Der Ausschuss für Risikobewertung im Bereich der Pharmakovigilanz der Europäischen Arzneimittelagentur (Pharmacovigilance Risk Assessment Committee, PRAC) hat deshalb beschlossen, Myokarditis und Perikarditis in die Fach- und Gebrauchsinformationen beider mRNA-Impfstoffe aufzunehmen. Der PRAC kam zu dem Schluss, dass zwischen Impfungen mit Covid-19-mRNA-Impfstoffen und Myokarditis oder Perikarditis mindestens ein möglicher kausaler Zusammenhang bestehen könnte. Der Nutzen der Impfung überwiege auch weiterhin die Risiken, heißt es im Sicherheitsbericht des Paul-Ehrlich-Instituts (PEI) vom 15. Juli 2021.

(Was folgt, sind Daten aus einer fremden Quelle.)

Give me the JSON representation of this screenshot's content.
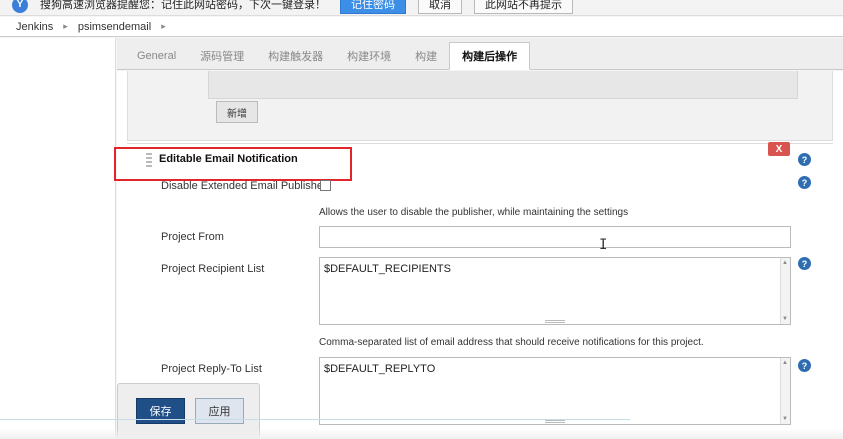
{
  "password_bar": {
    "logo_icon": "sogou-browser-icon",
    "logo_glyph": "Y",
    "message": "搜狗高速浏览器提醒您：记住此网站密码，下次一键登录！",
    "remember_label": "记住密码",
    "cancel_label": "取消",
    "never_label": "此网站不再提示"
  },
  "breadcrumb": {
    "items": [
      "Jenkins",
      "psimsendemail"
    ],
    "separator": "▸"
  },
  "tabs": [
    {
      "label": "General",
      "active": false
    },
    {
      "label": "源码管理",
      "active": false
    },
    {
      "label": "构建触发器",
      "active": false
    },
    {
      "label": "构建环境",
      "active": false
    },
    {
      "label": "构建",
      "active": false
    },
    {
      "label": "构建后操作",
      "active": true
    }
  ],
  "add_button_label": "新增",
  "section": {
    "title": "Editable Email Notification",
    "delete_label": "X",
    "help_glyph": "?",
    "highlight_color": "#e0262b"
  },
  "fields": {
    "disable_publisher": {
      "label": "Disable Extended Email Publisher",
      "checked": false,
      "description": "Allows the user to disable the publisher, while maintaining the settings"
    },
    "project_from": {
      "label": "Project From",
      "value": ""
    },
    "recipient_list": {
      "label": "Project Recipient List",
      "value": "$DEFAULT_RECIPIENTS",
      "description": "Comma-separated list of email address that should receive notifications for this project."
    },
    "reply_to": {
      "label": "Project Reply-To List",
      "value": "$DEFAULT_REPLYTO"
    }
  },
  "actions": {
    "save_label": "保存",
    "apply_label": "应用"
  },
  "colors": {
    "primary_button": "#1f4f86",
    "delete_button": "#d9534f",
    "help_icon": "#2f6db3",
    "browser_accent": "#3d8ee6"
  }
}
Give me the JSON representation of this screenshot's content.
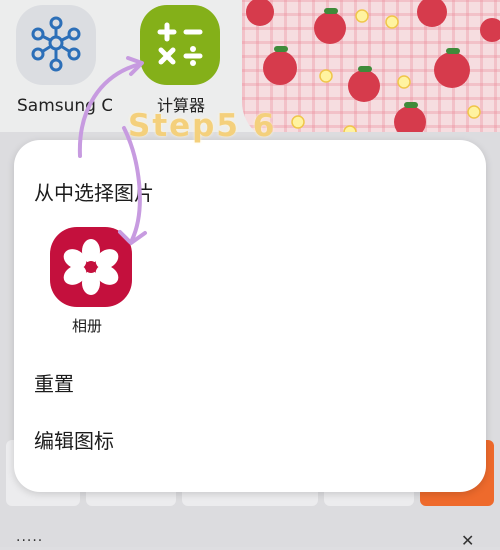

Das PEI appelliert an Ärzte und medizinisches Fachpersonal, auf die Zeichen und Symptome von Myokarditis und Perikarditis zu achten und geimpfte Personen darauf hinzuweisen, bei Brustschmerzen, Kurzatmigkeit oder Palpitationen sofort medizinische Beratung und Hilfe einzuholen.
Die Melderate an unerwünschten Arzneimittelwirkungen betrug für alle Covid-19-Impfstoffe zusammen laut PEI-Bericht 1,4 pro 1000 Impfdosen, für Meldungen über schwerwiegende Reaktionen 0,1 pro 1000 Impfdosen gesamt.